In the 2026 Super Bowl commercial for telehealth giant Ro, Serena Williams threw her fans a curveball that did not at all feel like a health update but instead, more like a cultural betrayal.
Seeing the greatest athlete of all time — the woman whose muscles and tenacity were once the global blueprint for strength — rebranding a GLP-1 weight loss drug as a ‘lifestyle necessity‘ just broke the very body positivity she helped build.

The Serena Williams Shortcut Contradiction
I want you to note that the criticism here isn’t about Serena’s personal health but about the platform.

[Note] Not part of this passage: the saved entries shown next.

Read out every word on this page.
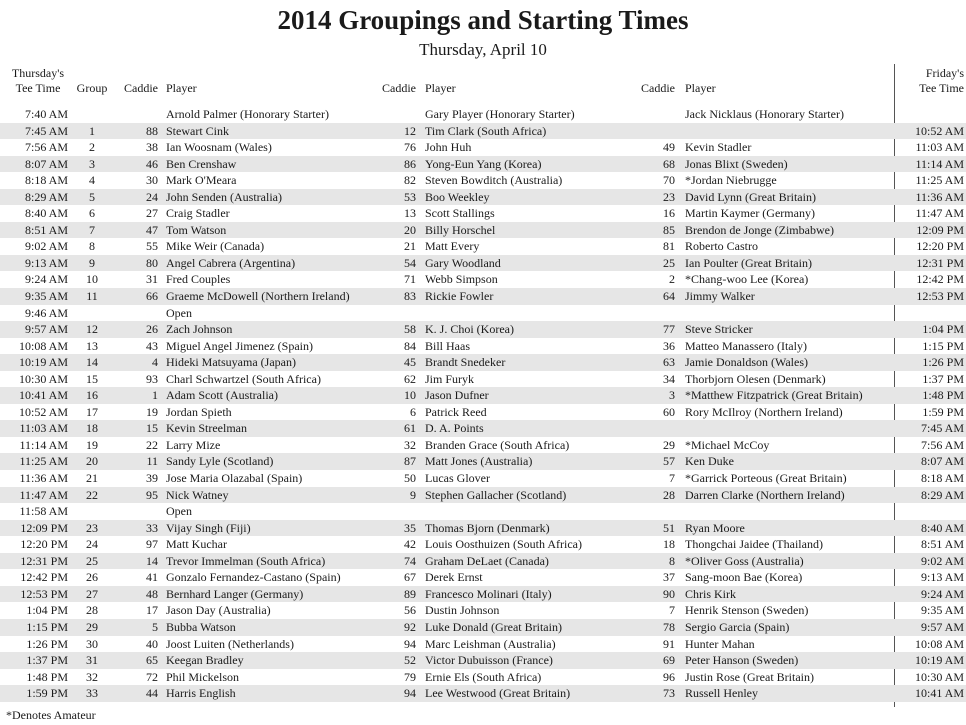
2014 Groupings and Starting Times
Thursday, April 10
Thursday's
Tee Time	Group	Caddie Player	Caddie Player	Caddie Player
Friday's
Tee Time
7:40 AM	Arnold Palmer (Honorary Starter)	Gary Player (Honorary Starter)	Jack Nicklaus (Honorary Starter)
7:45 AM	1	88 Stewart Cink	12 Tim Clark (South Africa)	10:52 AM
7:56 AM	2	38 Ian Woosnam (Wales)	76 John Huh	49 Kevin Stadler	11:03 AM
8:07 AM	3	46 Ben Crenshaw	86 Yong-Eun Yang (Korea)	68 Jonas Blixt (Sweden)	11:14 AM
8:18 AM	4	30 Mark O'Meara	82 Steven Bowditch (Australia)	70 *Jordan Niebrugge	11:25 AM
8:29 AM	5	24 John Senden (Australia)	53 Boo Weekley	23 David Lynn (Great Britain)	11:36 AM
8:40 AM	6	27 Craig Stadler	13 Scott Stallings	16 Martin Kaymer (Germany)	11:47 AM
8:51 AM	7	47 Tom Watson	20 Billy Horschel	85 Brendon de Jonge (Zimbabwe)	12:09 PM
9:02 AM	8	55 Mike Weir (Canada)	21 Matt Every	81 Roberto Castro	12:20 PM
9:13 AM	9	80 Angel Cabrera (Argentina)	54 Gary Woodland	25 Ian Poulter (Great Britain)	12:31 PM
9:24 AM	10	31 Fred Couples	71 Webb Simpson	2 *Chang-woo Lee (Korea)	12:42 PM
9:35 AM	11	66 Graeme McDowell (Northern Ireland)	83 Rickie Fowler	64 Jimmy Walker	12:53 PM
9:46 AM	Open
9:57 AM	12	26 Zach Johnson	58 K. J. Choi (Korea)	77 Steve Stricker	1:04 PM
10:08 AM	13	43 Miguel Angel Jimenez (Spain)	84 Bill Haas	36 Matteo Manassero (Italy)	1:15 PM
10:19 AM	14	4 Hideki Matsuyama (Japan)	45 Brandt Snedeker	63 Jamie Donaldson (Wales)	1:26 PM
10:30 AM	15	93 Charl Schwartzel (South Africa)	62 Jim Furyk	34 Thorbjorn Olesen (Denmark)	1:37 PM
10:41 AM	16	1 Adam Scott (Australia)	10 Jason Dufner	3 *Matthew Fitzpatrick (Great Britain)	1:48 PM
10:52 AM	17	19 Jordan Spieth	6 Patrick Reed	60 Rory McIlroy (Northern Ireland)	1:59 PM
11:03 AM	18	15 Kevin Streelman	61 D. A. Points	7:45 AM
11:14 AM	19	22 Larry Mize	32 Branden Grace (South Africa)	29 *Michael McCoy	7:56 AM
11:25 AM	20	11 Sandy Lyle (Scotland)	87 Matt Jones (Australia)	57 Ken Duke	8:07 AM
11:36 AM	21	39 Jose Maria Olazabal (Spain)	50 Lucas Glover	7 *Garrick Porteous (Great Britain)	8:18 AM
11:47 AM	22	95 Nick Watney	9 Stephen Gallacher (Scotland)	28 Darren Clarke (Northern Ireland)	8:29 AM
11:58 AM	Open
12:09 PM	23	33 Vijay Singh (Fiji)	35 Thomas Bjorn (Denmark)	51 Ryan Moore	8:40 AM
12:20 PM	24	97 Matt Kuchar	42 Louis Oosthuizen (South Africa)	18 Thongchai Jaidee (Thailand)	8:51 AM
12:31 PM	25	14 Trevor Immelman (South Africa)	74 Graham DeLaet (Canada)	8 *Oliver Goss (Australia)	9:02 AM
12:42 PM	26	41 Gonzalo Fernandez-Castano (Spain)	67 Derek Ernst	37 Sang-moon Bae (Korea)	9:13 AM
12:53 PM	27	48 Bernhard Langer (Germany)	89 Francesco Molinari (Italy)	90 Chris Kirk	9:24 AM
1:04 PM	28	17 Jason Day (Australia)	56 Dustin Johnson	7 Henrik Stenson (Sweden)	9:35 AM
1:15 PM	29	5 Bubba Watson	92 Luke Donald (Great Britain)	78 Sergio Garcia (Spain)	9:57 AM
1:26 PM	30	40 Joost Luiten (Netherlands)	94 Marc Leishman (Australia)	91 Hunter Mahan	10:08 AM
1:37 PM	31	65 Keegan Bradley	52 Victor Dubuisson (France)	69 Peter Hanson (Sweden)	10:19 AM
1:48 PM	32	72 Phil Mickelson	79 Ernie Els (South Africa)	96 Justin Rose (Great Britain)	10:30 AM
1:59 PM	33	44 Harris English	94 Lee Westwood (Great Britain)	73 Russell Henley	10:41 AM
*Denotes Amateur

By airing this during the Super Bowl — an event watched by millions of impressionable young fans — the message to the masses is made clear: Even if you are a world-class athlete with every resource on earth, your natural body is still a problem that needs a pharmaceutical solution.
Critics on social media were quick to point out the irony:
“If the greatest tennis player of all time can’t lose weight without a pill, what hope do the rest of us have?” wrote one disappointed fan on X (formerly Twitter).

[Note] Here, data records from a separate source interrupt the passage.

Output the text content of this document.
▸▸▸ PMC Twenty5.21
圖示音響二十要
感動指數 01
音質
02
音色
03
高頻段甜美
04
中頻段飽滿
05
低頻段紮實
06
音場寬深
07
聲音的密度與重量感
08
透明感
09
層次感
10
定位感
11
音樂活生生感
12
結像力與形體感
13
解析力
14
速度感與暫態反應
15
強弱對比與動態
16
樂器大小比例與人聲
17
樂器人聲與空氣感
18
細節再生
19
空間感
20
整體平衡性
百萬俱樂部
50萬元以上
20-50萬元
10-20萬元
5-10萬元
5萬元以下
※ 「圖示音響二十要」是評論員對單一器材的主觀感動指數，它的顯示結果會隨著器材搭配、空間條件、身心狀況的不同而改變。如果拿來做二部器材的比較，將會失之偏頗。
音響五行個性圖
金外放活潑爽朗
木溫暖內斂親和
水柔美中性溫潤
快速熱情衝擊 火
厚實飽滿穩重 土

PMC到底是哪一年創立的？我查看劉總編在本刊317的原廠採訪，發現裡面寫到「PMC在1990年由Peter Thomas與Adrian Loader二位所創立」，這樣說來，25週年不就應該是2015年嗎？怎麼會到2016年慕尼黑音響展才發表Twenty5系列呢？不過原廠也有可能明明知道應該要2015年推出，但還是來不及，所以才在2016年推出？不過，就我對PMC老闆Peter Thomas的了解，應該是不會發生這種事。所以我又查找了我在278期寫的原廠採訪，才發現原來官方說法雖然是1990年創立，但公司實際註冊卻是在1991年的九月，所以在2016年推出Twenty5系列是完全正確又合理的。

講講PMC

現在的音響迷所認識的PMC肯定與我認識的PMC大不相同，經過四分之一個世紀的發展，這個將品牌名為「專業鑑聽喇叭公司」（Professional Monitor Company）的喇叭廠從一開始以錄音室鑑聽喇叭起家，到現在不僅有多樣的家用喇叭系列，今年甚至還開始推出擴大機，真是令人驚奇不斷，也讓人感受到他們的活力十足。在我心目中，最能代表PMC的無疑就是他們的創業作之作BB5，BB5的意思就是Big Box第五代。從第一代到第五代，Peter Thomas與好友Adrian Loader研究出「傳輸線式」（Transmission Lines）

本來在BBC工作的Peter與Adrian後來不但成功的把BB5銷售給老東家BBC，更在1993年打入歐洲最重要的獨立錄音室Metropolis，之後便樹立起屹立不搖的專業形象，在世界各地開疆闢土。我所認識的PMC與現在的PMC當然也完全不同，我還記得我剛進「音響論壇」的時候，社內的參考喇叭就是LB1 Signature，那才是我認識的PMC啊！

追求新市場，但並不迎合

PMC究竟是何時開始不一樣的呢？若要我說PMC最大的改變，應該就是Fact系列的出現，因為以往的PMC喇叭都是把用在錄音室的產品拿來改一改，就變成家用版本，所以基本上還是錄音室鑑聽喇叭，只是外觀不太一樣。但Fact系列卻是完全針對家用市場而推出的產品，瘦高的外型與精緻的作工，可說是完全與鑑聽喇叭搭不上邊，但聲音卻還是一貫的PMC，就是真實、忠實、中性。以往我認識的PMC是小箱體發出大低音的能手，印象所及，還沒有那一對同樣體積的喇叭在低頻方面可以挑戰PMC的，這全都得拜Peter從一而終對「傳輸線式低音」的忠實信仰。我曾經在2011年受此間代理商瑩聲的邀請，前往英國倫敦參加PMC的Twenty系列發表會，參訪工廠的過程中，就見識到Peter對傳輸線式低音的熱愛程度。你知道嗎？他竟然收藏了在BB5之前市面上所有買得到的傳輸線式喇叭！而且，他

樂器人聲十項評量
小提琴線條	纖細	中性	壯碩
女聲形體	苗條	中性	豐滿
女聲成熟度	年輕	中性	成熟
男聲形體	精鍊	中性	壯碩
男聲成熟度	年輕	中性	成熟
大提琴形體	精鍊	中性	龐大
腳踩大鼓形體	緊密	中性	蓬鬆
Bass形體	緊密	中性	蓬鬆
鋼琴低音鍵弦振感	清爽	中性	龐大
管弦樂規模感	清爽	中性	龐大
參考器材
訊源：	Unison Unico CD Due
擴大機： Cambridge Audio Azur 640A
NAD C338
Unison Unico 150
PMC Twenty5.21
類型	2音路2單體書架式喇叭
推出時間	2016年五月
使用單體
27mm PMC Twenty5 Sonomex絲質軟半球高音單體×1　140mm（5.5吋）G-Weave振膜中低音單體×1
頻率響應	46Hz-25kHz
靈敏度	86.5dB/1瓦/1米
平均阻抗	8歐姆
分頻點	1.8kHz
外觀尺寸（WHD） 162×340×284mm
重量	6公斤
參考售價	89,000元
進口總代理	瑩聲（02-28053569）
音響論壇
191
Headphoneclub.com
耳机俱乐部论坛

For a generation already battling Ozempic Face and Snapback culture, this ad feels less like a Big Pharma plot to bypass our defenses and wariness of using such medications.
The Body-Image Fallout
I’m all too familiar with the marketing gimmick where health is often used as a shield for thinness and in the ad, Serena mentions reduced knee stress and blood sugar, but the visual focus is entirely on her slim, 34-pound-lighter frame.
- The Impressionable Audience: When kids see Serena Williams—the symbol of ‘unyielding power’—talking about a weight loss pill, they aren’t thinking about blood sugar. Instead, they’re probably thinking about how medicines such as these are okay to be used by just anyone.

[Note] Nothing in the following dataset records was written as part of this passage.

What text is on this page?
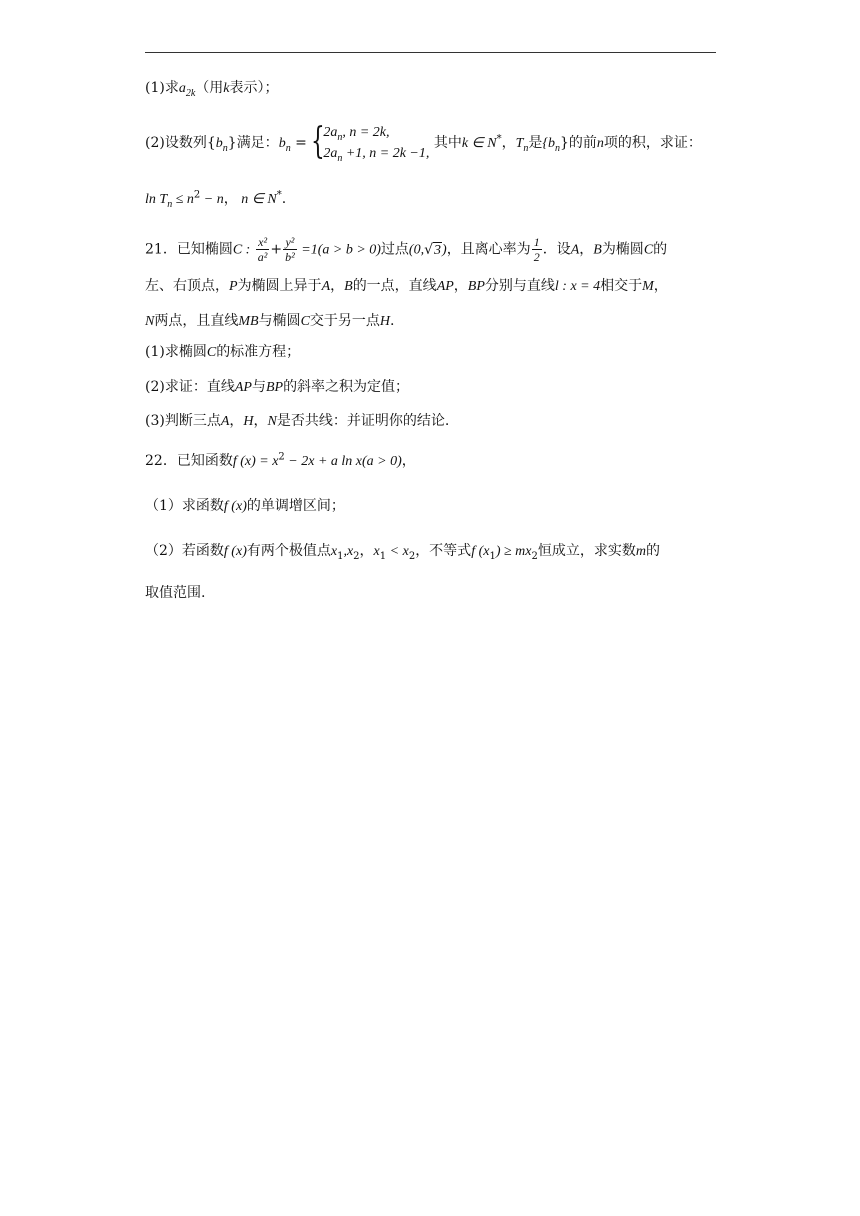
(1)求$a_{2k}$（用k表示）；
(2)设数列$\{b_n\}$满足：$b_n$ = {
$2a_n$, n = 2k,
$2a_n +1$, n = 2k −1,
其中k ∈ N*，$T_n$是$\{b_n\}$的前n项的积，求证：
$\ln T_n \le n^2 - n$， n ∈ N*.
21．已知椭圆C : $\frac{\text{x²}}{\text{a²}} + \frac{\text{y²}}{\text{b²}} =1(a > b > 0)$过点(0,√3)，且离心率为 $\frac{1}{2}$ ．设A，B为椭圆C的
左、右顶点，P为椭圆上异于A，B的一点，直线AP，BP分别与直线l : x = 4相交于M，
N两点，且直线MB与椭圆C交于另一点H.
(1)求椭圆C的标准方程；
(2)求证：直线AP与BP的斜率之积为定值；
(3)判断三点A，H，N是否共线：并证明你的结论.
22．已知函数f $(x) = x^2 - 2x + a$ ln x(a > 0)，
（1）求函数f (x)的单调增区间；
（2）若函数f (x)有两个极值点$x_1,x_2$，$x_1 < x_2$，不等式f $(x_1) \ge mx_2$恒成立，求实数m的
取值范围.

- The Normalization of Medicalization: By framing it as “science,” the ad attempts to remove the stigma of the drug. But in doing so, it normalizes a medical intervention for a cosmetic goal.
A Conflict of Interest?
We also have to address the human elephant in the room. Serena’s husband, Alexis Ohanian, is a prominent investor in Ro. This turns what could have been a vulnerable health journey into a calculated family business move. It transforms a global icon into a “Big Pharma mascot,” and for many fans, that’s a tough pill to swallow, pun intended.
Bottom Line
Serena Williams has every right to manage her health. But when an icon of her stature uses the world’s biggest stage to promote weight loss drugs to children and teens, the ‘science’ here starts to look a lot like marketing. In 2026, we should be moving toward a world where the “performance muse” is celebrated for what her body can do, not how quickly she can shrink it.